August 29, 2015 at 9:20 AM #789010no_such_realityParticipantBG several of your points are valid however you fail economics 101. The tax assessment is an expense. If you increase expenses the number units people are willing to make available for a given price falls. As you see in the other thread, homes the would be rental with low assessment will be sold to owners at higher prices
Less units means more competition for the units and greater increases.

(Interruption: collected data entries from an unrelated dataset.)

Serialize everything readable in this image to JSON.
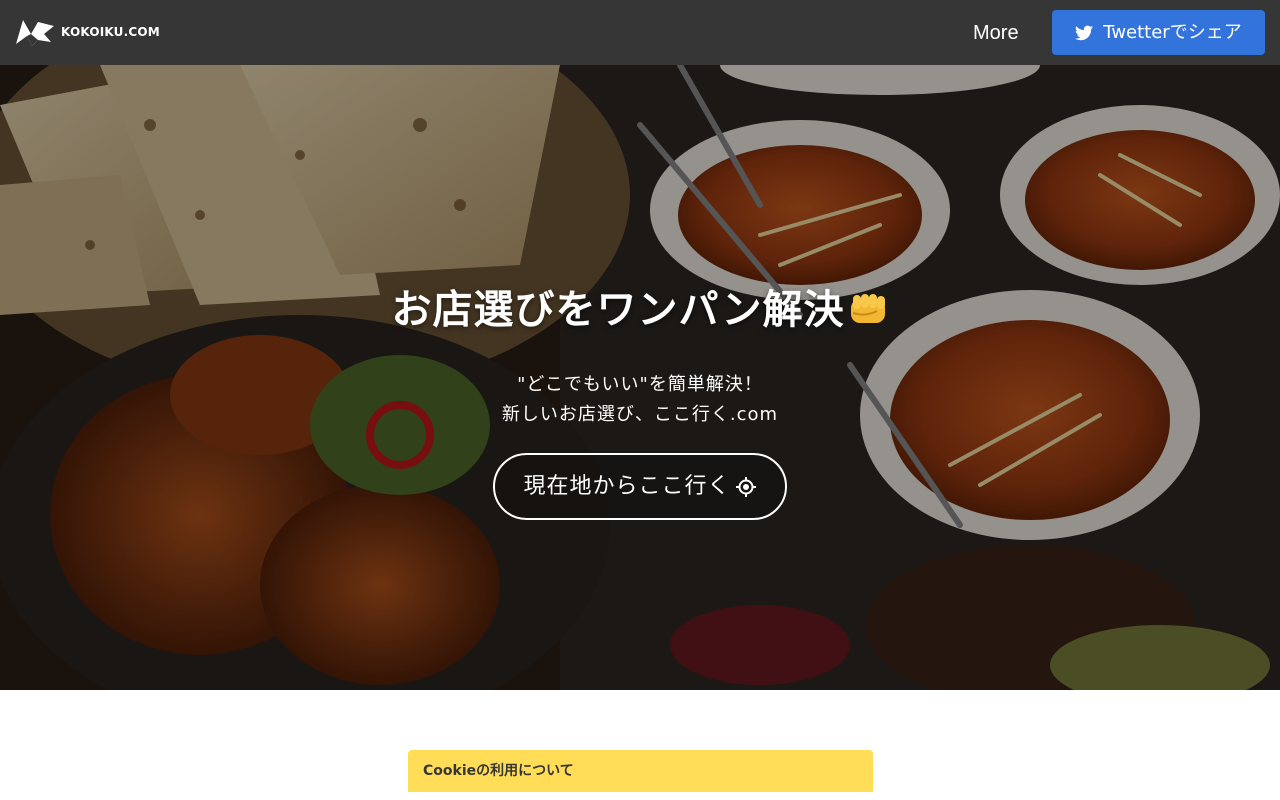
{
  "navbar": {
    "brand_text": "KOKOIKU.COM",
    "more_label": "More",
    "share_label": "Twetterでシェア",
    "background_color": "#363636",
    "share_color": "#3273dc"
  },
  "hero": {
    "title": "お店選びをワンパン解決",
    "title_emoji": "fist-icon",
    "subtitle_line1": "\"どこでもいい\"を簡単解決！",
    "subtitle_line2": "新しいお店選び、ここ行く.com",
    "locate_button_label": "現在地からここ行く",
    "background_description_icon": "food-photo"
  },
  "cookie_notice": {
    "title": "Cookieの利用について",
    "color": "#ffdd57"
  }
}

While a renter turn buyer does remove one renter from the pool, the effect on the pool of available rentals will be greater than the affect on the decrease of renters. As less SFRs are available to rent, there rental cost will increase, which will in turn pull the next leg down in size/quality up.
We’ve seen repeatedly how quickly rents rise with any constraint in supply in SoCal.
August 30, 2015 at 3:58 AM #789019CA renterParticipant[quote=no_such_reality]@xbox I hear you, I too share the beef with all the people living here but pretending to reside elsewhere for their car title, income etc.[/quote]
X3
This really ticks me off, as well.
August 30, 2015 at 4:03 AM #789020CA renterParticipant[quote=no_such_reality]BG several of your points are valid however you fail economics 101. The tax assessment is an expense. If you increase expenses the number units people are willing to make available for a given price falls. As you see in the other thread, homes the would be rental with low assessment will be sold to owners at higher prices
Less units means more competition for the units and greater increases.
While a renter turn buyer does remove one renter from the pool, the effect on the pool of available rentals will be greater than the affect on the decrease of renters. As less SFRs are available to rent, there rental cost will increase, which will in turn pull the next leg down in size/quality up.
We’ve seen repeatedly how quickly rents rise with any constraint in supply in SoCal.[/quote]
Why wouldn’t turning renters into buyers be neutral? Assuming everything else remains equal, people would be able to buy their own homes, as opposed to renting them. For every (SFH) rental you take off the market, you take a renter out of the rental market. Why do you think that’s a bad thing?